Hoan’s essay ends with the claim: “Women need to keep writing about themselves, and about the issue of writing about themselves, both in creative and academic writing so that women like me can read it and, in turn, feel it is okay to write like that.” Mary is doing exactly that. Despite any shortcomings of the academic pieces, they aid in fortifying Mary’s identity both by encouraging the discussion of feminism and by giving that discussion a forum.

Another of Katia Pase’s short, melancholy pieces about fractured lives closes out the journal, further working to give the publication a distinct but understated cohesion.

Mary Journal is little, slim as a zine, and has a vaguely homemade feel.
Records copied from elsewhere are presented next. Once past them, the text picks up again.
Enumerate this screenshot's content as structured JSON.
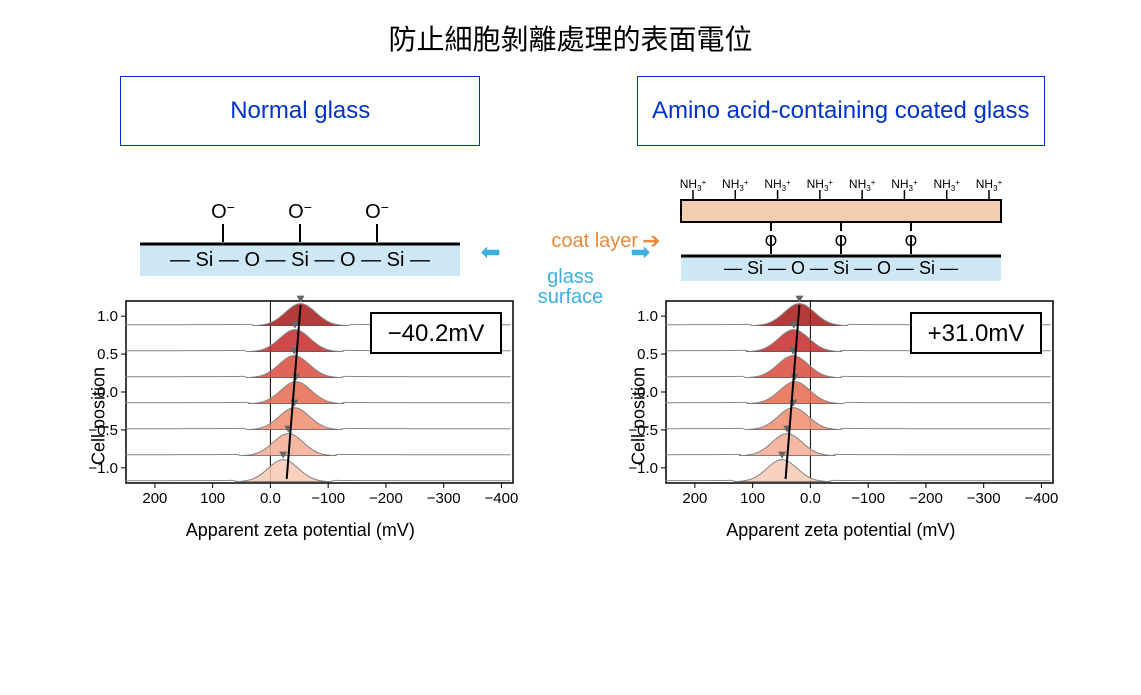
{
  "title": "防止細胞剝離處理的表面電位",
  "middle": {
    "coat_label": "coat layer",
    "glass_label_1": "glass",
    "glass_label_2": "surface"
  },
  "left": {
    "box_label": "Normal glass",
    "schematic": {
      "glass_band_color": "#cde8f4",
      "si_chain": "— Si — O — Si — O — Si —",
      "top_groups": [
        "O⁻",
        "O⁻",
        "O⁻"
      ]
    },
    "chart": {
      "value_label": "−40.2mV",
      "x_label": "Apparent zeta potential (mV)",
      "y_label": "Cell position",
      "x_ticks": [
        200,
        100,
        "0.0",
        -100,
        -200,
        -300,
        -400
      ],
      "y_ticks": [
        "1.0",
        "0.5",
        "0.0",
        "−0.5",
        "−1.0"
      ],
      "fit_x": -40.2,
      "xlim": [
        250,
        -420
      ],
      "ylim": [
        -1.2,
        1.2
      ],
      "peak_colors": [
        "#a81818",
        "#c52a2a",
        "#d84a3a",
        "#e66a50",
        "#ef8d70",
        "#f4ac92",
        "#f7c9b5"
      ],
      "bg": "#ffffff",
      "axis_color": "#000000",
      "grid_color": "#888888"
    }
  },
  "right": {
    "box_label": "Amino acid-containing coated glass",
    "schematic": {
      "glass_band_color": "#cde8f4",
      "coat_band_color": "#f0ceae",
      "si_chain": "— Si — O — Si — O — Si —",
      "o_links": [
        "O",
        "O",
        "O"
      ],
      "top_groups": [
        "NH₃⁺",
        "NH₃⁺",
        "NH₃⁺",
        "NH₃⁺",
        "NH₃⁺",
        "NH₃⁺",
        "NH₃⁺",
        "NH₃⁺"
      ]
    },
    "chart": {
      "value_label": "+31.0mV",
      "x_label": "Apparent zeta potential (mV)",
      "y_label": "Cell position",
      "x_ticks": [
        200,
        100,
        "0.0",
        -100,
        -200,
        -300,
        -400
      ],
      "y_ticks": [
        "1.0",
        "0.5",
        "0.0",
        "−0.5",
        "−1.0"
      ],
      "fit_x": 31.0,
      "xlim": [
        250,
        -420
      ],
      "ylim": [
        -1.2,
        1.2
      ],
      "peak_colors": [
        "#a81818",
        "#c52a2a",
        "#d84a3a",
        "#e66a50",
        "#ef8d70",
        "#f4ac92",
        "#f7c9b5"
      ],
      "bg": "#ffffff",
      "axis_color": "#000000",
      "grid_color": "#888888"
    }
  }
}
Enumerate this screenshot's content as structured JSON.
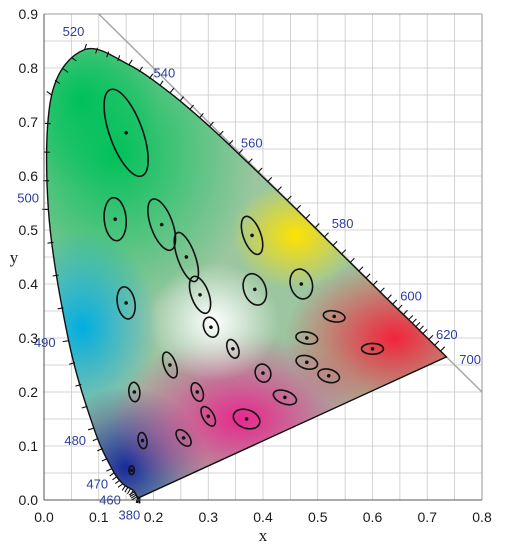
{
  "chart_data": {
    "type": "scatter",
    "xlabel": "x",
    "ylabel": "y",
    "xlim": [
      0.0,
      0.8
    ],
    "ylim": [
      0.0,
      0.9
    ],
    "x_ticks": [
      "0.0",
      "0.1",
      "0.2",
      "0.3",
      "0.4",
      "0.5",
      "0.6",
      "0.7",
      "0.8"
    ],
    "y_ticks": [
      "0.0",
      "0.1",
      "0.2",
      "0.3",
      "0.4",
      "0.5",
      "0.6",
      "0.7",
      "0.8",
      "0.9"
    ],
    "x_tick_values": [
      0.0,
      0.1,
      0.2,
      0.3,
      0.4,
      0.5,
      0.6,
      0.7,
      0.8
    ],
    "y_tick_values": [
      0.0,
      0.1,
      0.2,
      0.3,
      0.4,
      0.5,
      0.6,
      0.7,
      0.8,
      0.9
    ],
    "grid": true,
    "gamut_boundary": [
      [
        0.175,
        0.005
      ],
      [
        0.174,
        0.005
      ],
      [
        0.17,
        0.006
      ],
      [
        0.163,
        0.018
      ],
      [
        0.144,
        0.03
      ],
      [
        0.124,
        0.058
      ],
      [
        0.091,
        0.133
      ],
      [
        0.045,
        0.295
      ],
      [
        0.008,
        0.538
      ],
      [
        0.014,
        0.75
      ],
      [
        0.074,
        0.834
      ],
      [
        0.155,
        0.806
      ],
      [
        0.23,
        0.754
      ],
      [
        0.302,
        0.692
      ],
      [
        0.373,
        0.624
      ],
      [
        0.444,
        0.555
      ],
      [
        0.512,
        0.487
      ],
      [
        0.575,
        0.424
      ],
      [
        0.627,
        0.372
      ],
      [
        0.666,
        0.334
      ],
      [
        0.692,
        0.308
      ],
      [
        0.735,
        0.265
      ]
    ],
    "wavelength_labels": [
      {
        "nm": "380",
        "x": 0.175,
        "y": 0.005
      },
      {
        "nm": "460",
        "x": 0.144,
        "y": 0.03
      },
      {
        "nm": "470",
        "x": 0.124,
        "y": 0.058
      },
      {
        "nm": "480",
        "x": 0.091,
        "y": 0.133
      },
      {
        "nm": "490",
        "x": 0.045,
        "y": 0.295
      },
      {
        "nm": "500",
        "x": 0.008,
        "y": 0.538
      },
      {
        "nm": "520",
        "x": 0.074,
        "y": 0.834
      },
      {
        "nm": "540",
        "x": 0.23,
        "y": 0.754
      },
      {
        "nm": "560",
        "x": 0.373,
        "y": 0.624
      },
      {
        "nm": "580",
        "x": 0.512,
        "y": 0.487
      },
      {
        "nm": "600",
        "x": 0.627,
        "y": 0.372
      },
      {
        "nm": "620",
        "x": 0.692,
        "y": 0.308
      },
      {
        "nm": "700",
        "x": 0.735,
        "y": 0.265
      }
    ],
    "reference_line": {
      "from": [
        0.1,
        0.9
      ],
      "to": [
        0.8,
        0.2
      ]
    },
    "ellipses": [
      {
        "cx": 0.15,
        "cy": 0.68,
        "rx": 0.03,
        "ry": 0.085,
        "angle": 20
      },
      {
        "cx": 0.13,
        "cy": 0.52,
        "rx": 0.02,
        "ry": 0.04,
        "angle": 5
      },
      {
        "cx": 0.215,
        "cy": 0.51,
        "rx": 0.02,
        "ry": 0.05,
        "angle": 20
      },
      {
        "cx": 0.26,
        "cy": 0.45,
        "rx": 0.016,
        "ry": 0.048,
        "angle": 20
      },
      {
        "cx": 0.285,
        "cy": 0.38,
        "rx": 0.016,
        "ry": 0.036,
        "angle": 20
      },
      {
        "cx": 0.38,
        "cy": 0.49,
        "rx": 0.016,
        "ry": 0.037,
        "angle": 20
      },
      {
        "cx": 0.385,
        "cy": 0.39,
        "rx": 0.02,
        "ry": 0.03,
        "angle": 20
      },
      {
        "cx": 0.47,
        "cy": 0.4,
        "rx": 0.02,
        "ry": 0.028,
        "angle": 15
      },
      {
        "cx": 0.15,
        "cy": 0.365,
        "rx": 0.016,
        "ry": 0.03,
        "angle": 10
      },
      {
        "cx": 0.305,
        "cy": 0.32,
        "rx": 0.013,
        "ry": 0.019,
        "angle": 20
      },
      {
        "cx": 0.53,
        "cy": 0.34,
        "rx": 0.02,
        "ry": 0.01,
        "angle": -10
      },
      {
        "cx": 0.48,
        "cy": 0.3,
        "rx": 0.02,
        "ry": 0.011,
        "angle": -10
      },
      {
        "cx": 0.6,
        "cy": 0.28,
        "rx": 0.02,
        "ry": 0.01,
        "angle": 0
      },
      {
        "cx": 0.345,
        "cy": 0.28,
        "rx": 0.01,
        "ry": 0.018,
        "angle": 20
      },
      {
        "cx": 0.23,
        "cy": 0.25,
        "rx": 0.011,
        "ry": 0.025,
        "angle": 20
      },
      {
        "cx": 0.4,
        "cy": 0.235,
        "rx": 0.014,
        "ry": 0.017,
        "angle": 20
      },
      {
        "cx": 0.48,
        "cy": 0.255,
        "rx": 0.02,
        "ry": 0.012,
        "angle": -15
      },
      {
        "cx": 0.52,
        "cy": 0.23,
        "rx": 0.02,
        "ry": 0.012,
        "angle": -15
      },
      {
        "cx": 0.165,
        "cy": 0.2,
        "rx": 0.01,
        "ry": 0.018,
        "angle": 5
      },
      {
        "cx": 0.28,
        "cy": 0.2,
        "rx": 0.01,
        "ry": 0.018,
        "angle": 20
      },
      {
        "cx": 0.44,
        "cy": 0.19,
        "rx": 0.022,
        "ry": 0.012,
        "angle": -20
      },
      {
        "cx": 0.3,
        "cy": 0.155,
        "rx": 0.01,
        "ry": 0.02,
        "angle": 30
      },
      {
        "cx": 0.37,
        "cy": 0.15,
        "rx": 0.025,
        "ry": 0.017,
        "angle": -20
      },
      {
        "cx": 0.18,
        "cy": 0.11,
        "rx": 0.008,
        "ry": 0.015,
        "angle": 10
      },
      {
        "cx": 0.255,
        "cy": 0.115,
        "rx": 0.01,
        "ry": 0.018,
        "angle": 40
      },
      {
        "cx": 0.16,
        "cy": 0.055,
        "rx": 0.005,
        "ry": 0.008,
        "angle": 0
      }
    ]
  }
}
Its size means it’s easy to read and to take with you, easy to shove into the hand of a friend. Fieldus and crew might be new arrivals to the alien planet of the literary journal, but  they have dealt with one of the key challenges – pulling together a mix of fiction, poetry and nonfiction that coheres without slapping the reader across the face with it – and that they have done so with subtlety is not a small achievement. To appropriate Erasmus: “One is not born a literary journal, one become a literary journal.” Mary is on its way.